A common attack in such mechanisms (they're used often with web services; see e.g. Apache SUExec etc.) is to entice the parent process to execute another (untrusted, hacked) binary just after it has forked and executed the helper and the helper has verified the parent.  These can be avoided by having the parent create the socket pair with SOCK_CLOEXEC flags (which the forked child process must undo for its own end before exec'ing the child process), and write a single-byte message after it has closed the end it gave the child process.  The helper waits for the message before verifying the parent process.  This way, the socket pair connection cannot leak outside the parent process without the child detecting it, unless someone manages to inject code into the parent process that deliberately leaks that socket pair connection.

This model is not itself secure, unless the parent process binary is immutable for all non-root users (i.e., installed as root, as binaries typically are, with only execute access to other users and groups).  If both the parent binary and the privileged helper binary are only writable by root, then this pattern is quite robust; code injection vulnerabilities can still break it, though – but those can break absolutely any process anyway.  Because a socket pair is used, the communication cannot be observed by any other processes running on the machine.  Because the privileged child process will only check the parent process identity after the parent process has secured its side of the connection, the connection cannot leak outside the parent process without the child process detecting it happened; there is no race window.
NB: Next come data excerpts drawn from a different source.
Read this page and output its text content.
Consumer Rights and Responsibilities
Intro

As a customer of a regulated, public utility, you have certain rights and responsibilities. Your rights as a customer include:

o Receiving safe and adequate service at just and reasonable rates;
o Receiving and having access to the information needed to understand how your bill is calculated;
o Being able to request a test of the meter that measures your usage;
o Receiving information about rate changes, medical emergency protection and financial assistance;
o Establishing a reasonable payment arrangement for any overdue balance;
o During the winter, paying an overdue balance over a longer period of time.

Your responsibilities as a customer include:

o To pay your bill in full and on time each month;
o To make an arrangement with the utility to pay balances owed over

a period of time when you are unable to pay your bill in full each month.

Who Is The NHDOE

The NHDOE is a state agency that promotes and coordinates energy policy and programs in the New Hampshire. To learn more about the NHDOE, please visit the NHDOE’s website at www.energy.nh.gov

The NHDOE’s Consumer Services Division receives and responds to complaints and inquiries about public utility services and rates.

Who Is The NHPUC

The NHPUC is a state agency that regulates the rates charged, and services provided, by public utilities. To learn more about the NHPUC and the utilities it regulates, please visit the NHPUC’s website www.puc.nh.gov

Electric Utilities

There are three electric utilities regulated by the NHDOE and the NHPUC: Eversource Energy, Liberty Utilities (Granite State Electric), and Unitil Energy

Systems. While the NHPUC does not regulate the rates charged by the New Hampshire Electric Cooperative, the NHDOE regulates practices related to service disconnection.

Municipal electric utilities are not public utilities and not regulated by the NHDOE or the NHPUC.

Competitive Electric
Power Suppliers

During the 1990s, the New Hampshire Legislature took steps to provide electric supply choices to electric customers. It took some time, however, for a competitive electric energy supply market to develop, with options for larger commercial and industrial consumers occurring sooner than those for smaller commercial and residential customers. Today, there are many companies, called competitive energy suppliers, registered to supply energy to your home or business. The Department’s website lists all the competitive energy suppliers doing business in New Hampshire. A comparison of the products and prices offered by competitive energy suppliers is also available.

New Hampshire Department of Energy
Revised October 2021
Code-wise, it's just a couple of hundred lines of codes that takes a couple of days to write (well, one day to write, the next day to verify and check with fresh eyes).
As a pattern, it is reliable within the parameters outlined above.  But it isn't something you throw at a problem because the proper solutions are less effort; that attitude just leads to pwned machines.  (As an example, if someone tells you to run chmod 0777 /var/www/html, that's like telling people to leave their doors unlocked because burglaries are just a conspiracy theory and do not happen in real life, and anyway keeping the doors unlocked might save you a fraction of a second getting out if your house caught on fire.)

[DiTBho]

A common attack in such mechanisms

Hey? this is how I hacked my old PaperWhite ebook reader to load a decent browser because the one provided by Amazon is still "experimental".

Don't tell these tricks to people or someone in Amazon who reads this forum will work out something to block the exploit 

(kidding, but it's a true story  )

[Nominal Animal]

Don't tell these tricks to people or someone in Amazon who reads this forum will work out something to block the exploit 

Don't worry, people do not generally listen to me, even if I show them the proof of the pudding is in the eating. 

BTW, the reason I prefer to write UIs in Python: that lets any knowledgeable user to tweak their tool better without setting up a development environment, but at the same time, let me put all the sensitive/hard stuff in a C library that should not be accidentally modified.  Win-win, methinks.  If the user tweaks the UI so they can do stuff I did not imagine, well, more power to them; hopefully they'll let others know how to do it too.  If they want, they can replace the C library as well, but depending on the license I chose for that part, they may or may not have access to the sources to modify the existing one, and may have to just write a replacement one.

In other words, it does not make sense to lock everything down, even if there are business reasons why it might be desirable.  Would Rigol DS1054Z be so popular if it was less hackable?  No, I don't think so.

Me, I do not use security or security methods to constrain end users: only to protect end users and their data/work from attackers and exploiters.